Planalto entra em campo
O Ministro da Justiça e Segurança Pública, Flávio Dino, determinou a entrada da Polícia Federal no caso para auxiliar o MP-GO. O governo Lula vai editar Medida Provisória regulando o mercado de apostas, e as diretrizes da MP foram apresentadas na semana passada à Comissão de Finanças e Tributação da Câmara dos Deputados.

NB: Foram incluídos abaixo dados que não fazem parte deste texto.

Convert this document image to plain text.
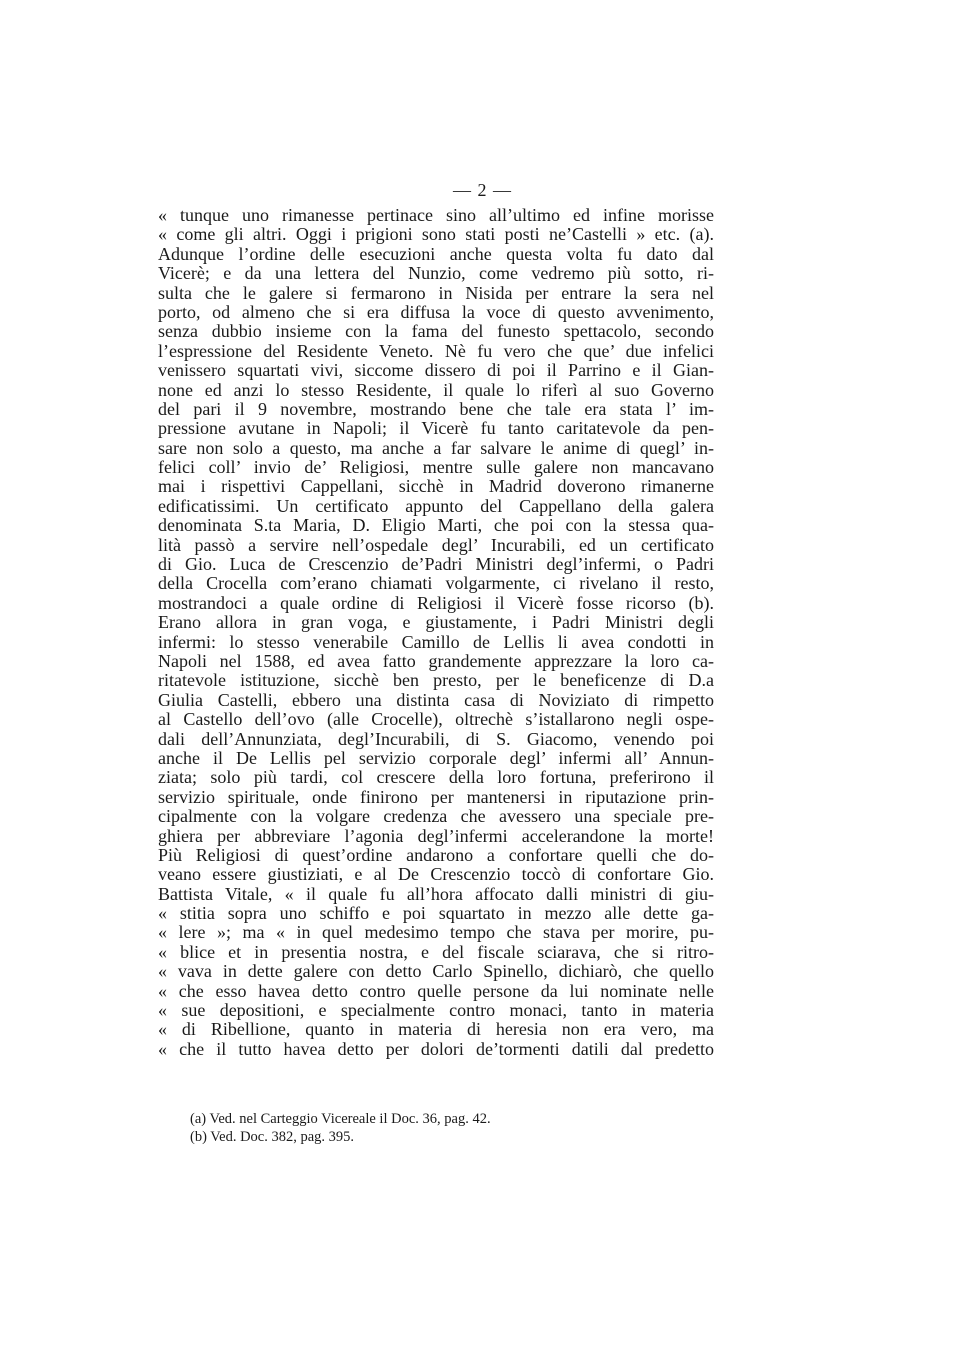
— 2 —
« tunque uno rimanesse pertinace sino all’ultimo ed infine morisse
« come gli altri. Oggi i prigioni sono stati posti ne’Castelli » etc. (a).
Adunque l’ordine delle esecuzioni anche questa volta fu dato dal
Vicerè; e da una lettera del Nunzio, come vedremo più sotto, ri-
sulta che le galere si fermarono in Nisida per entrare la sera nel
porto, od almeno che si era diffusa la voce di questo avvenimento,
senza dubbio insieme con la fama del funesto spettacolo, secondo
l’espressione del Residente Veneto. Nè fu vero che que’ due infelici
venissero squartati vivi, siccome dissero di poi il Parrino e il Gian-
none ed anzi lo stesso Residente, il quale lo riferì al suo Governo
del pari il 9 novembre, mostrando bene che tale era stata l’ im-
pressione avutane in Napoli; il Vicerè fu tanto caritatevole da pen-
sare non solo a questo, ma anche a far salvare le anime di quegl’ in-
felici coll’ invio de’ Religiosi, mentre sulle galere non mancavano
mai i rispettivi Cappellani, sicchè in Madrid doverono rimanerne
edificatissimi. Un certificato appunto del Cappellano della galera
denominata S.ta Maria, D. Eligio Marti, che poi con la stessa qua-
lità passò a servire nell’ospedale degl’ Incurabili, ed un certificato
di Gio. Luca de Crescenzio de’Padri Ministri degl’infermi, o Padri
della Crocella com’erano chiamati volgarmente, ci rivelano il resto,
mostrandoci a quale ordine di Religiosi il Vicerè fosse ricorso (b).
Erano allora in gran voga, e giustamente, i Padri Ministri degli
infermi: lo stesso venerabile Camillo de Lellis li avea condotti in
Napoli nel 1588, ed avea fatto grandemente apprezzare la loro ca-
ritatevole istituzione, sicchè ben presto, per le beneficenze di D.a
Giulia Castelli, ebbero una distinta casa di Noviziato di rimpetto
al Castello dell’ovo (alle Crocelle), oltrechè s’istallarono negli ospe-
dali dell’Annunziata, degl’Incurabili, di S. Giacomo, venendo poi
anche il De Lellis pel servizio corporale degl’ infermi all’ Annun-
ziata; solo più tardi, col crescere della loro fortuna, preferirono il
servizio spirituale, onde finirono per mantenersi in riputazione prin-
cipalmente con la volgare credenza che avessero una speciale pre-
ghiera per abbreviare l’agonia degl’infermi accelerandone la morte!
Più Religiosi di quest’ordine andarono a confortare quelli che do-
veano essere giustiziati, e al De Crescenzio toccò di confortare Gio.
Battista Vitale, « il quale fu all’hora affocato dalli ministri di giu-
« stitia sopra uno schiffo e poi squartato in mezzo alle dette ga-
« lere »; ma « in quel medesimo tempo che stava per morire, pu-
« blice et in presentia nostra, e del fiscale sciarava, che si ritro-
« vava in dette galere con detto Carlo Spinello, dichiarò, che quello
« che esso havea detto contro quelle persone da lui nominate nelle
« sue depositioni, e specialmente contro monaci, tanto in materia
« di Ribellione, quanto in materia di heresia non era vero, ma
« che il tutto havea detto per dolori de’tormenti datili dal predetto
(a) Ved. nel Carteggio Vicereale il Doc. 36, pag. 42.
(b) Ved. Doc. 382, pag. 395.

Por enquanto, a suspensão do Campeonato Brasileiro não está em questão, mas o ministro Flávio Dino não descarta a possibilidade. “No limite, podemos sim, infelizmente, chegar a essas medidas de interrupção ou suspensão de atividades até sobre a ótica do Código de Defesa do Consumidor, uma vez que se cuida de um serviço”. A Confederação Brasileira de Futebol também não trabalha com a possibilidade de suspensão do campeonato, mas tudo pode mudar, já que ainda tem muito jogo pela frente.